Soon after that, I came across another beautiful book. It was called The Seven Day Circle, by Eviatar Zerubavel, an American sociologist. Zerubavel grew up in Israel, a country where religious holidays are enforced with a strictness unusual in highly modernized societies. His immersion in the religious calendar had helped him to invent a whole new field, the sociology of time. Reading this book, I learned that the seven-day week was a by-product of the Jewish Sabbath. (The Israeli poet Chaim Nachman Bialik called the day “the most brilliant creation of the Hebrew spirit.”) More important, I discovered that time has an architecture, and that that architecture has the power to affect us as deeply as the architecture of space does. Heschel wrote charming fables that revealed a world of legend inside the Sabbath. Zerubavel wrote dry social theory that made me grasp that even something as basic as the week has a history and an intoxicating power—the power to seem so natural that we don’t realize how carefully constructed it has been. It made me eager to understand the shape of my week—where it came from, what it meant, what values it incarnated.

 

 

My future husband was a man with an impressive background in American history, but he didn’t know about the role the Sabbath had played in it. He belonged to a synagogue, but he had never thought of the Sabbath as anything but an antiquated practice reserved for those who had a masochistic taste for censorious laws. His face lit up, as it always does when he is given a fresh idea to mull over, and suddenly I saw what he saw: a largely forgotten aspect of the history of Western civilization and a non-academic way to explore an arcane but fascinating subject—that is to say, the social morality of time.

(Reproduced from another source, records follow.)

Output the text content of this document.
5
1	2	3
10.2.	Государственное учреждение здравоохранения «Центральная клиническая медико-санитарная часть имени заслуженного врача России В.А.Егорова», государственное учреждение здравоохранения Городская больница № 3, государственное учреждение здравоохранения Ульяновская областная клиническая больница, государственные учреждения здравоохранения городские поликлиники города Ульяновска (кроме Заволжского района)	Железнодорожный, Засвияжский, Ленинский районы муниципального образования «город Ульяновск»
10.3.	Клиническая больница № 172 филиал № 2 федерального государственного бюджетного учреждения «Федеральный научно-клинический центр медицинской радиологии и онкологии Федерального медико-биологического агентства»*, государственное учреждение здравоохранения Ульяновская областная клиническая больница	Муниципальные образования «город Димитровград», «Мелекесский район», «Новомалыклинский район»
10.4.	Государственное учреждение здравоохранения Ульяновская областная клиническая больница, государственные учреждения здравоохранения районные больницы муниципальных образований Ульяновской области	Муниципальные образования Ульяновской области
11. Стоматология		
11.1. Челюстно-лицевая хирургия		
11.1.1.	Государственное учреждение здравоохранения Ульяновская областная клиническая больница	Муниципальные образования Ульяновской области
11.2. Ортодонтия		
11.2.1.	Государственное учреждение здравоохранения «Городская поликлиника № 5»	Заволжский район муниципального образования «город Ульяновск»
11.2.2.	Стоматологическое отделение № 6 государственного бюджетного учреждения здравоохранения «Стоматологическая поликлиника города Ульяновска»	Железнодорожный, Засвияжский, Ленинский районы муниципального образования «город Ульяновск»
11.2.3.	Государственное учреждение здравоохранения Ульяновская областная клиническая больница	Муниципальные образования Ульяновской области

The social morality of time! I said. What a great phrase! No one thinks of time as a moral entity. We think of it as a mathematically neutral one. But what was the labor movement’s fight for shorter days and workweeks about, if not the social morality of time? And how about the way we’re always recalibrating our feelings for our friends, or our sense of how they feel about us, with the neurotic precision of a Larry David, based on how many minutes they’ve kept us waiting? If other people’s use of our time isn’t the object of infinitesimal ethical calculation, I don’t know what is.

But that’s not all the Sabbath is, I added. At this point he was opening the door to his house, which we knew, without ever having talked about it, that I would soon be moving into. The Sabbath, I said, is not only an idea. It is also something you keep. With other people. You can’t just extract lessons from it. Me, I want to keep it and teach my children to keep it. But at the same time, since I grew up watching a religious mother and a skeptical father play tug-of-war over our upbringing in a home in which the Sabbath was largely the occasion for unspoken recriminations about how we were being raised, I’m afraid that if I impose the Sabbath on my children they will resent me as much as I resented my parents. They will suss out signs of my ambivalence and use them as proof of my inconsistency and hypocrisy, as I did in my time. I like the idea of keeping the Sabbath, but at the thought of actually doing it, of passing an entire day following strange rules while refraining from all customary recreations, I am knocked flat by a wave of anticipated boredom.

My soon-to-be fiancé looked baffled and a little worried: What was he getting himself into?